Aquariums capture the creatures of the sea bringing us glimpses of an alien habitat. The oceans and sea hold a fascination for us. To be on a beach and watch the waves roll in pounding the surf as they have for countless millennia can induce a reflective state of mind. Is this fascination with the sea some kind of yearning for the home of our primeval origins? Does it have to do with the fact that for the first nine months we live surrounded by the water of the intrauterine sea? We let grains of sand slip through the fingers and reflect on the passage of time and our beginning and our end.

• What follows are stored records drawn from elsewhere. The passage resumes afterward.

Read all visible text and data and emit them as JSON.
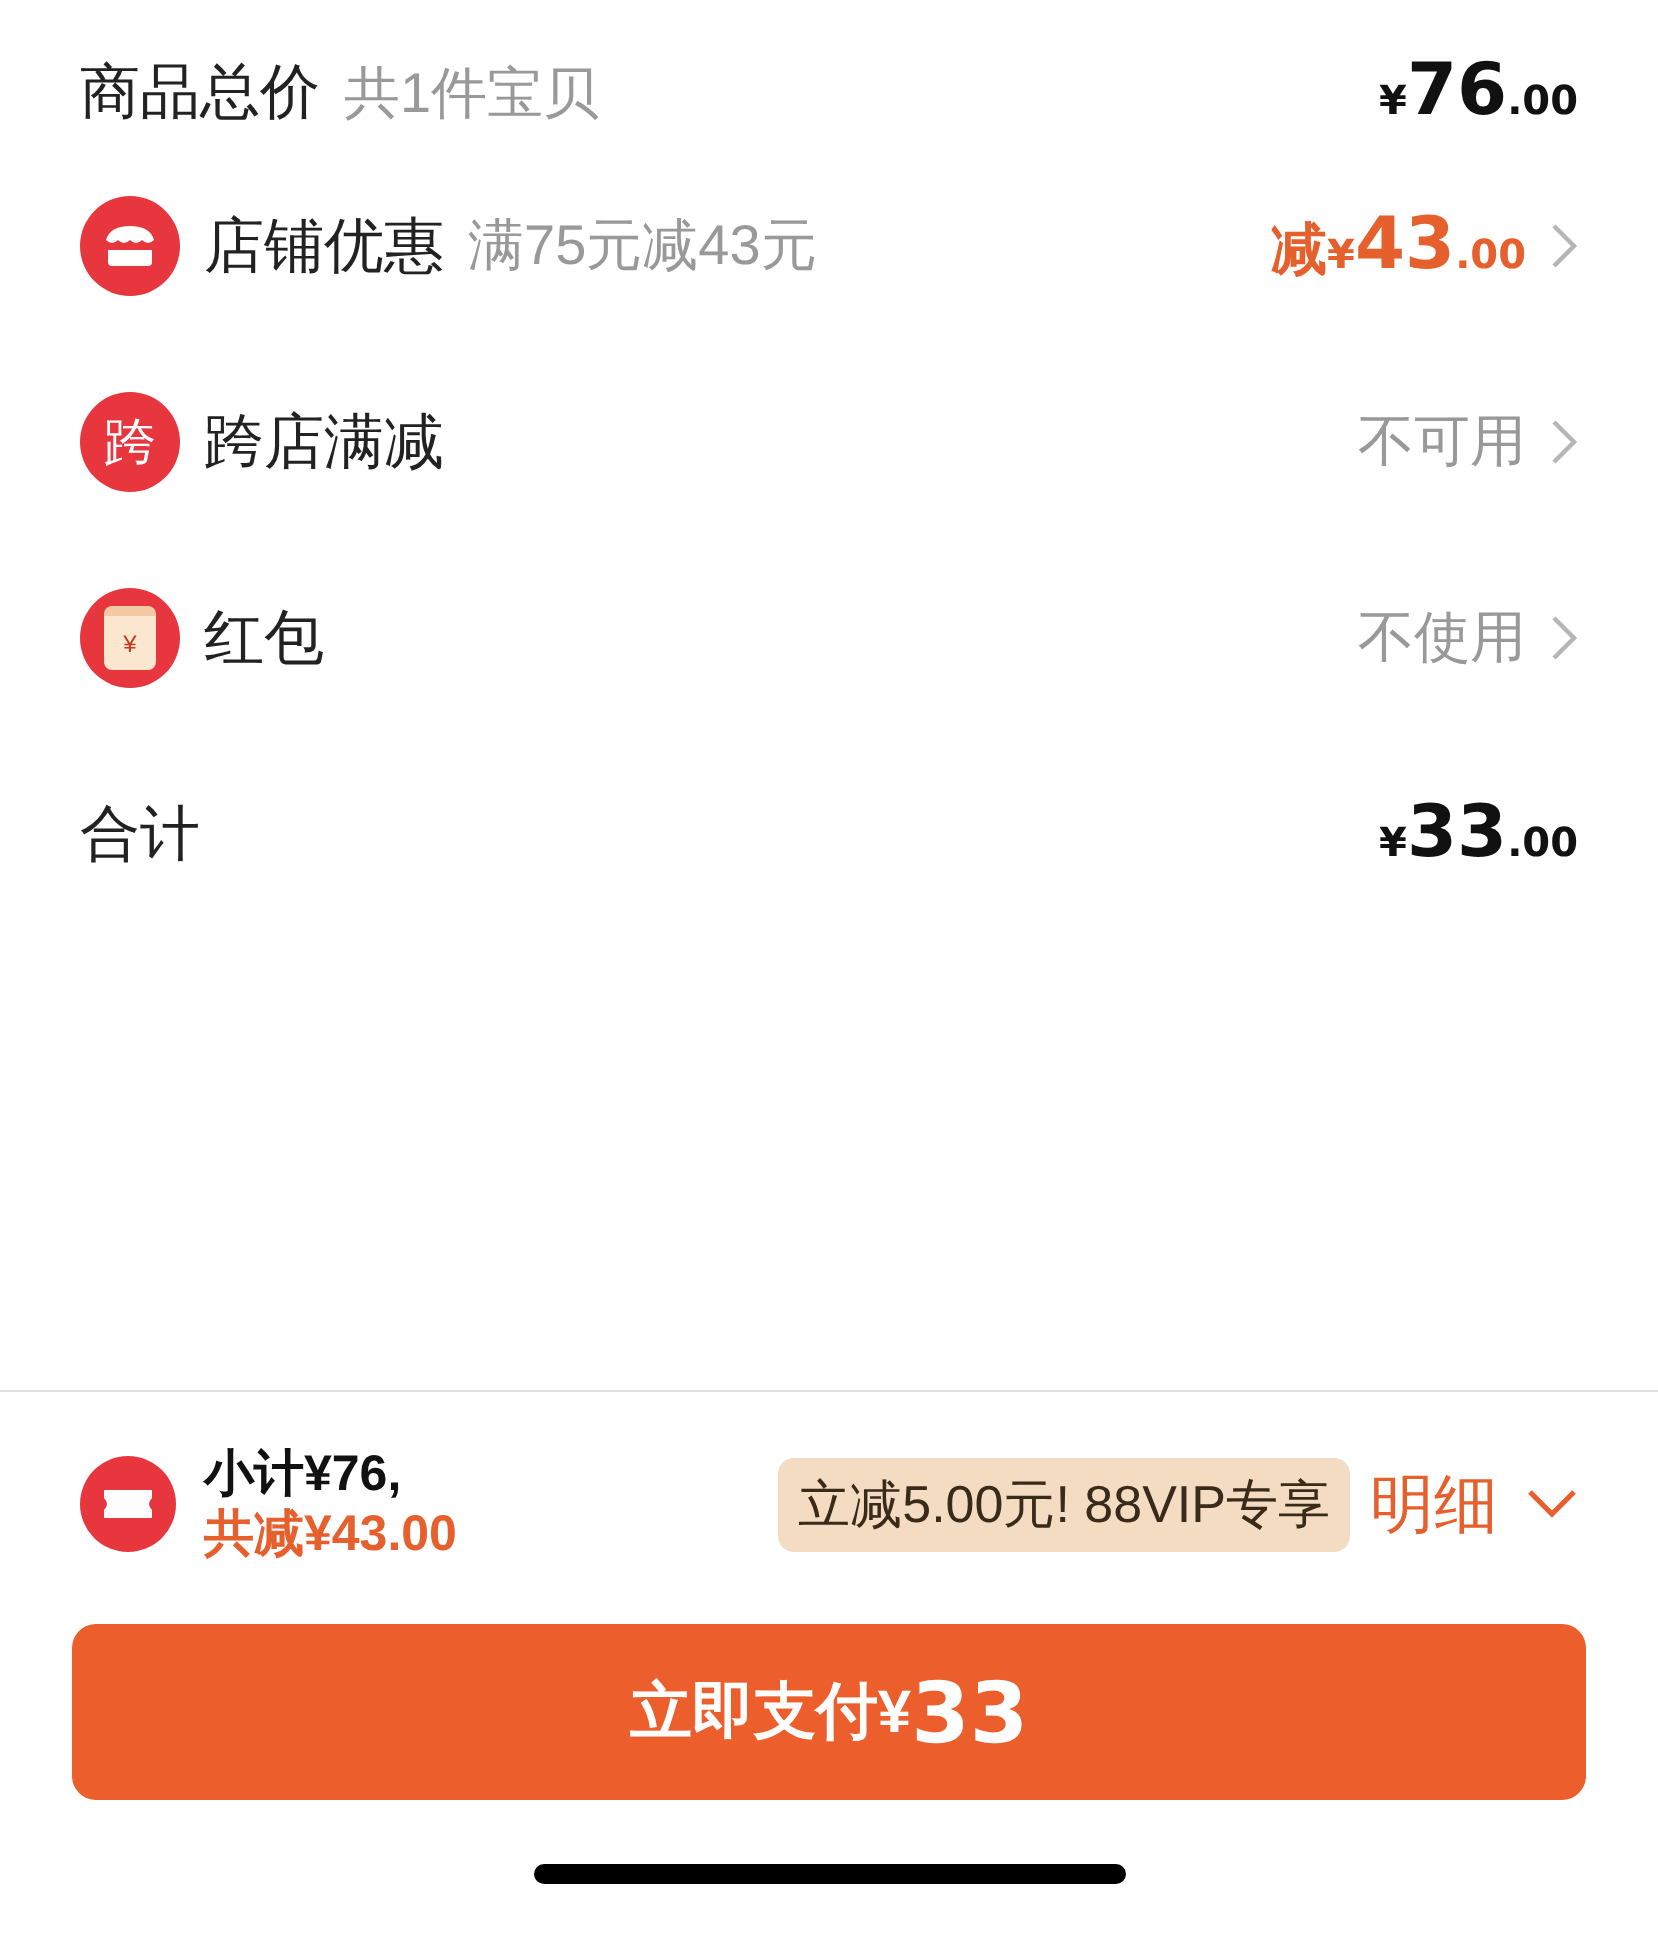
{
  "summary": {
    "label": "商品总价",
    "note": "共1件宝贝",
    "price": {
      "currency": "¥",
      "integer": "76",
      "decimals": ".00"
    }
  },
  "rows": [
    {
      "kind": "store",
      "label": "店铺优惠",
      "note": "满75元减43元",
      "prefix": "减",
      "price": {
        "currency": "¥",
        "integer": "43",
        "decimals": ".00"
      }
    },
    {
      "kind": "cross",
      "icon_text": "跨",
      "label": "跨店满减",
      "value": "不可用"
    },
    {
      "kind": "envelope",
      "icon_text": "¥",
      "label": "红包",
      "value": "不使用"
    }
  ],
  "total": {
    "label": "合计",
    "price": {
      "currency": "¥",
      "integer": "33",
      "decimals": ".00"
    }
  },
  "footer": {
    "subtotal": "小计¥76,",
    "discount": "共减¥43.00",
    "promo": "立减5.00元! 88VIP专享",
    "details": "明细"
  },
  "pay_button": {
    "label": "立即支付",
    "currency": "¥",
    "amount": "33"
  }
}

Likewise what swims beneath the surface of the seas also fascinates, intrigues, amazes and frightens. A metaphor for the mind, its surface and its depths, both its beauty and its horror, the sea and its creatures exert a strong pull on the imagination.
The ancient Sumerians were among the first peoples to keep fish or other marine animals in tanks and this was over 4500 years ago. The Assyrians, Chinese, and ancient Egyptians also kept fish in ponds. The Romans had elaborate gardens and constructed ponds in which to keep fish to both watch them and fatten them. Cortes, the Spanish conqueror of the Aztecs, describes the beautiful pleasure garden of an noble in which there was a man-made fish pond with many different fish and wildfowl.
The first modern aquarium dates from the middle of the nineteenth century and was built in the London Zoological Gardens. Many other European cities subsequently built them.
The first oceanarium, Marineland, opened in Florida in 1938 and since then many large public aquariums have been opened throughout the world both for the education and entertainment of the public and as research institutes.
The denizens of the deep are, if not tamed, safe behind the glass where we can admire their beauty, speed, and ferocity. Here Nature is controlled and our anxieties about what lurks beneath the surface held in check.